There are 28 columns in this output file. Their meaning are:
field Meaning
query_info Name of input sequence
gRNA1 Base sequence of one gRNA
gRNA2 Base sequence of another pairwise gRNA
pos1 Position of gRNA1 (the genome position for genomic_region and gene_name; the relative position in input sequence for target sequence)
pos2 Position of gRNA2
strand1 Strand of gRNA1
strand2 Strand of gRNA2
SSC_score1 Efficiency score for gRNA1 by SSC software (This has two kinds: score or non-SSC. non-SSC means that gRNA length, PAM and species can't meet the request of SSC software.)
SSC_score2 Efficiency score for gRNA2 by SSC software
on_target1 On-target site of gRNA1 (This has three kinds: Ensemblid_genename_exon or non-exonic or unknown. non-exonic means that gRNA locates in non-coding region; unknown appears when flag is target_sequence.)
on_target2 On-target site of gRNA2
on_target_pair On-target site of knockout region between pgRNA
phastCE1 Phast conserved element overlapping with gRNA1 (This has three kinds: sum,count or non-phastCE or unknown. non-phastCE means no overlap with any phast conserved element; unknown appears when flag is target_sequence.)
phastCE2 Phast conserved element overlapping with gRNA2
phastCE_pair Phast conserved element overlapping with knockout region between pgRNA
ot_num1_in_exon The number of off-targets located in exon for gRNA1
ot_num2_in_exon The number of off-targets located in exon for gRNA2
ot_num_pair_in_exon The number of off-targets located in exon for pgRNA (>=1 off-target located in exon)

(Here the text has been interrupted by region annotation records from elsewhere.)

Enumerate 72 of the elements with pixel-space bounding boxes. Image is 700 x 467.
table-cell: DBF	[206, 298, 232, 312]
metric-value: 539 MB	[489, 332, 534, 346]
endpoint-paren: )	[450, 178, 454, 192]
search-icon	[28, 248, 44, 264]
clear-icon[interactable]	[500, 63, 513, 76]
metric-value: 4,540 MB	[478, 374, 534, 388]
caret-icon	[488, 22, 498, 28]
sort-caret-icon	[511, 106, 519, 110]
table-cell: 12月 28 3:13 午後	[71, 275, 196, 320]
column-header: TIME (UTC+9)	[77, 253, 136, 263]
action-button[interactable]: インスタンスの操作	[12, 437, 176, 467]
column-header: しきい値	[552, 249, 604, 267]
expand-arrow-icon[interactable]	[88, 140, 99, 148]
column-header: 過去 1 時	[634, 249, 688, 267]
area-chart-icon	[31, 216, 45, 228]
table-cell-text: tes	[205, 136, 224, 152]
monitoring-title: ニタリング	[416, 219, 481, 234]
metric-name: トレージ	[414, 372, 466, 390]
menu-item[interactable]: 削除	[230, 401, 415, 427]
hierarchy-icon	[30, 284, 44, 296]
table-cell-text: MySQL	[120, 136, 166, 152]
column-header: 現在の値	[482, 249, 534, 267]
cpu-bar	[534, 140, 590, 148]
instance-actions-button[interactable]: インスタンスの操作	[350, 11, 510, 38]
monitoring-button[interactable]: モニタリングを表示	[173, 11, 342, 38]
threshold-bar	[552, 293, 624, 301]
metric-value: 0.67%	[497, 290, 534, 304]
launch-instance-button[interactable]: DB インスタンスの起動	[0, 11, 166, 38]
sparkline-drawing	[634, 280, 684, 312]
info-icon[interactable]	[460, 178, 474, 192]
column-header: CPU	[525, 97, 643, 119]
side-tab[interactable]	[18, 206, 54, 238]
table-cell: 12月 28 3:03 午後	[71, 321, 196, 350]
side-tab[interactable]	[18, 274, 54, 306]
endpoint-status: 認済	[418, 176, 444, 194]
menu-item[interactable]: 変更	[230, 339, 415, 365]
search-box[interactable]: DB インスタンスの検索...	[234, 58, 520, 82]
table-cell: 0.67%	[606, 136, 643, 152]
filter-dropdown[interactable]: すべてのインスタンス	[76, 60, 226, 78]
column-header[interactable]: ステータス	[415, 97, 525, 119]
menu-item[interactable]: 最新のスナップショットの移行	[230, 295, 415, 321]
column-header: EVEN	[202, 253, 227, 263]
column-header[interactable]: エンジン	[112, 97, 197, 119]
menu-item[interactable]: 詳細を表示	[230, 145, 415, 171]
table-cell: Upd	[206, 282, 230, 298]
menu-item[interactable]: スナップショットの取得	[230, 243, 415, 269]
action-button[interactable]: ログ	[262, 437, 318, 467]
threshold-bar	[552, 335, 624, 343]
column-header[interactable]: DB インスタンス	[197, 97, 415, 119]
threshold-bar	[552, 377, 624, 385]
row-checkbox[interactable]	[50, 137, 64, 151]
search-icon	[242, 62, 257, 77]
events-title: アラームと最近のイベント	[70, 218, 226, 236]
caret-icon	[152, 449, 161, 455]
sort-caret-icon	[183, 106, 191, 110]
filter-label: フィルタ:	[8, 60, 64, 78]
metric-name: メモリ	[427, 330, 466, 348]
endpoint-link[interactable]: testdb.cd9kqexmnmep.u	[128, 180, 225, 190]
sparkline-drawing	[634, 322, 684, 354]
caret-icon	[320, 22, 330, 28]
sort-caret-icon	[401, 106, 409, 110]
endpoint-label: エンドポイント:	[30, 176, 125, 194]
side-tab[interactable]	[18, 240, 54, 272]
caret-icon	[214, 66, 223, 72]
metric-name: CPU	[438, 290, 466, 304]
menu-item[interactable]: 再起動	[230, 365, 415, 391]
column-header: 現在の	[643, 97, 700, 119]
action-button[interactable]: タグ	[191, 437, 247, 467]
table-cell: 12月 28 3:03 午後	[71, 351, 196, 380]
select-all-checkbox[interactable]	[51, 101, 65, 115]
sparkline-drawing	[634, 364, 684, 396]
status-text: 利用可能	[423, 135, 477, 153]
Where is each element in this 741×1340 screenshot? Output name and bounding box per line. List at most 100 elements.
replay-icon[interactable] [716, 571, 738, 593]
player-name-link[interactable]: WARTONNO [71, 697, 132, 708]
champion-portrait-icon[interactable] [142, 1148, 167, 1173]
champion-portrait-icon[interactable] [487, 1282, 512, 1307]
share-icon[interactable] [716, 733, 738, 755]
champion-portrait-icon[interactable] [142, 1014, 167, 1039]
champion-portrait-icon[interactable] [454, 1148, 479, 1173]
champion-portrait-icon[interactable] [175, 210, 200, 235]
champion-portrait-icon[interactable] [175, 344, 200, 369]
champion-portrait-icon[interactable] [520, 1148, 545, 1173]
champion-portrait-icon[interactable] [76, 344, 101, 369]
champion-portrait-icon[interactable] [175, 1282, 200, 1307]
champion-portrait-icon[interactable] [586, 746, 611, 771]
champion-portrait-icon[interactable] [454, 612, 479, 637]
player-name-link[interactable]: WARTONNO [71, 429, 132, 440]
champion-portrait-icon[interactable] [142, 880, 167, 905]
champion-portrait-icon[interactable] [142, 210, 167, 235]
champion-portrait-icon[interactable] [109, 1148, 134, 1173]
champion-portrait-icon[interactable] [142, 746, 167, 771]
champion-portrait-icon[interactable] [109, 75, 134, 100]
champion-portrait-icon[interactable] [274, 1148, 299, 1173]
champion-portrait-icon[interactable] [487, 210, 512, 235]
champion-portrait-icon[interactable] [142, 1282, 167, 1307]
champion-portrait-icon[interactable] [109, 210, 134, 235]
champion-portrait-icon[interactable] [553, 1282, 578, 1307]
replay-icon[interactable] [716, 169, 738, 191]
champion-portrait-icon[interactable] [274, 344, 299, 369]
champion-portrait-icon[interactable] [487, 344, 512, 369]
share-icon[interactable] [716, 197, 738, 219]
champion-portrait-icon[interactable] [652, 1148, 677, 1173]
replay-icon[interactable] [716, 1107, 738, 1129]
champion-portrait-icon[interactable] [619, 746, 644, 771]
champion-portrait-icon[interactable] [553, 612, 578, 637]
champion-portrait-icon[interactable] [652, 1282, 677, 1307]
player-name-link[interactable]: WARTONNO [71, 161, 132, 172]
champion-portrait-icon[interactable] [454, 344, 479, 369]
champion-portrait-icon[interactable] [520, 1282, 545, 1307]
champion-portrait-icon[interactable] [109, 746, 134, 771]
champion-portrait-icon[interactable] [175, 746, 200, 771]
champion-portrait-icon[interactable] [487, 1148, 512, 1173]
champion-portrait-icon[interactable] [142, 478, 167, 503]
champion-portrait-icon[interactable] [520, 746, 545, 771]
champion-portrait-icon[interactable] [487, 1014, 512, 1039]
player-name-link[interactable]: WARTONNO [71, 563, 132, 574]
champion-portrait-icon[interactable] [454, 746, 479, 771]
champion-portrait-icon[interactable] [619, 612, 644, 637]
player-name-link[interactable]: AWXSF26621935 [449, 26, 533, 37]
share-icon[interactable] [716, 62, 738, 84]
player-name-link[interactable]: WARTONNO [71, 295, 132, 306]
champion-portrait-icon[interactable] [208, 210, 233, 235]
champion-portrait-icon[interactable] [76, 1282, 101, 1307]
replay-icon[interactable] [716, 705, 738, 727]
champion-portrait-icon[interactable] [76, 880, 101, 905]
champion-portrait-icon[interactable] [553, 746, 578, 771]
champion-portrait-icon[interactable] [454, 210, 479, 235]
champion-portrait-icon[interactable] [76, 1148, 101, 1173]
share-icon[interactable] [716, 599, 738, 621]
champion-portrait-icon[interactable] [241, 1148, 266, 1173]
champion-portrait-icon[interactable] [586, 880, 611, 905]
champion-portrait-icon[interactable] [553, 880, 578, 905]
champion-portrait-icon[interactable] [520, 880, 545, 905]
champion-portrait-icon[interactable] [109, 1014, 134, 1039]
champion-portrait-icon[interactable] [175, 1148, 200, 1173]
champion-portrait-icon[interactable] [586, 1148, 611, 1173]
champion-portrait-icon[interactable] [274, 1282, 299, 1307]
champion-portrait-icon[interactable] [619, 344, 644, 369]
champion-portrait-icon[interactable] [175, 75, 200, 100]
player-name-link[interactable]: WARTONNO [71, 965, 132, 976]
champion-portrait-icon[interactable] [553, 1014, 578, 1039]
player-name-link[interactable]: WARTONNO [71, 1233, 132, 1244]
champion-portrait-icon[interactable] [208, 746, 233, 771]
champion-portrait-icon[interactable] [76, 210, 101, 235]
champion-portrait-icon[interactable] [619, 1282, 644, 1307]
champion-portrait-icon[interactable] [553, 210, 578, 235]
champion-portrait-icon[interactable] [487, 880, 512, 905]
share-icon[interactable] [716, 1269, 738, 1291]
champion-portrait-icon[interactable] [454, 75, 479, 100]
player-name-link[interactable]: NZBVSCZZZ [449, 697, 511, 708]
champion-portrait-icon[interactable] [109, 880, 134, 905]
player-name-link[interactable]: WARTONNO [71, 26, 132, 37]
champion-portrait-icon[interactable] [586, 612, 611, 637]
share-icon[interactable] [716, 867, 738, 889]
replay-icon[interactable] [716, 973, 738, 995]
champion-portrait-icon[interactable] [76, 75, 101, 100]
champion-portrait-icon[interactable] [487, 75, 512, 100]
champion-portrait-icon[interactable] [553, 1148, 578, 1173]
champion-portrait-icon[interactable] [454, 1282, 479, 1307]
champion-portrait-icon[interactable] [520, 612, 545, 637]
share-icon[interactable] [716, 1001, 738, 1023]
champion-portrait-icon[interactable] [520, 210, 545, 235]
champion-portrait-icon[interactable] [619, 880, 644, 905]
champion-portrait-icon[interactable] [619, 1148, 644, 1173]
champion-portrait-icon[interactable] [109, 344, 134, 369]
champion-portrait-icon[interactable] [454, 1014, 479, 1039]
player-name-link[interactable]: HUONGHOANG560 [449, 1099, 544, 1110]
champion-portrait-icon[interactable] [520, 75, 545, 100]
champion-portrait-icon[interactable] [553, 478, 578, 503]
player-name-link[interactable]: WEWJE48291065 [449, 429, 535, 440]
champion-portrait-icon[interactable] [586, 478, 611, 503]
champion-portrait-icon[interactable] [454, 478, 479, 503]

ot_num1 The number of off-targets for gRNA1
ot_num2 The number of off-targets for gRNA2
ot_num_pair The number of off-targets for pgRNA (>=1 off-target located in exon)
CG1 CG content of gRNA1
CG2 CG content of gRNA2
pair_dis Distance between pgRNA
cover Coverage of pgRNA
del_freq Deletion frequency, this value depends on the distance between pgRNA
ot_site1 Detailed off-target sites for gRNA1
ot_site2 Detailed off-target sites for gRNA2

2) single gRNA:
output example: (We advise you to view the output in excel.)
query_info gRNA pos strand SSC_score on_target phastCE ot_num ot_num_in_exon CG ot_site
chr1:69091-70008 CCACTGTTATGACAATAAGAAGGTTTCCAA 69187 - 0.59 ENSG00000186092.4_OR4F5_exon (1466,5) 3 2 0.37 {'chr19': '110783__ENSG00000176695.5_OR4F17_exon', 'chr3': '122986852__non-exonic', 'chr15': '102463136__ENSG00000177693.3_OR4F4_exon'}
chr1:69091-70008 GTACATGGGAGAGTGAAGGTGGGAGTCAGA 69219 - 0.55 ENSG00000186092.4_OR4F5_exon (746,2) 5 4 0.53 {'chr7': '142760355__ENSG00000179420.10_OR6W1P_exon', 'chr11': '7795190__ENSG00000166408.3_OR5P1P_exon', 'chr19': '110815__ENSG00000176695.5_OR4F17_exon', 'chr15': '102463104__ENSG00000177693.3_OR4F4_exon', 'chr2': '13424__non-exonic'}
...
Explanation is the similar to above.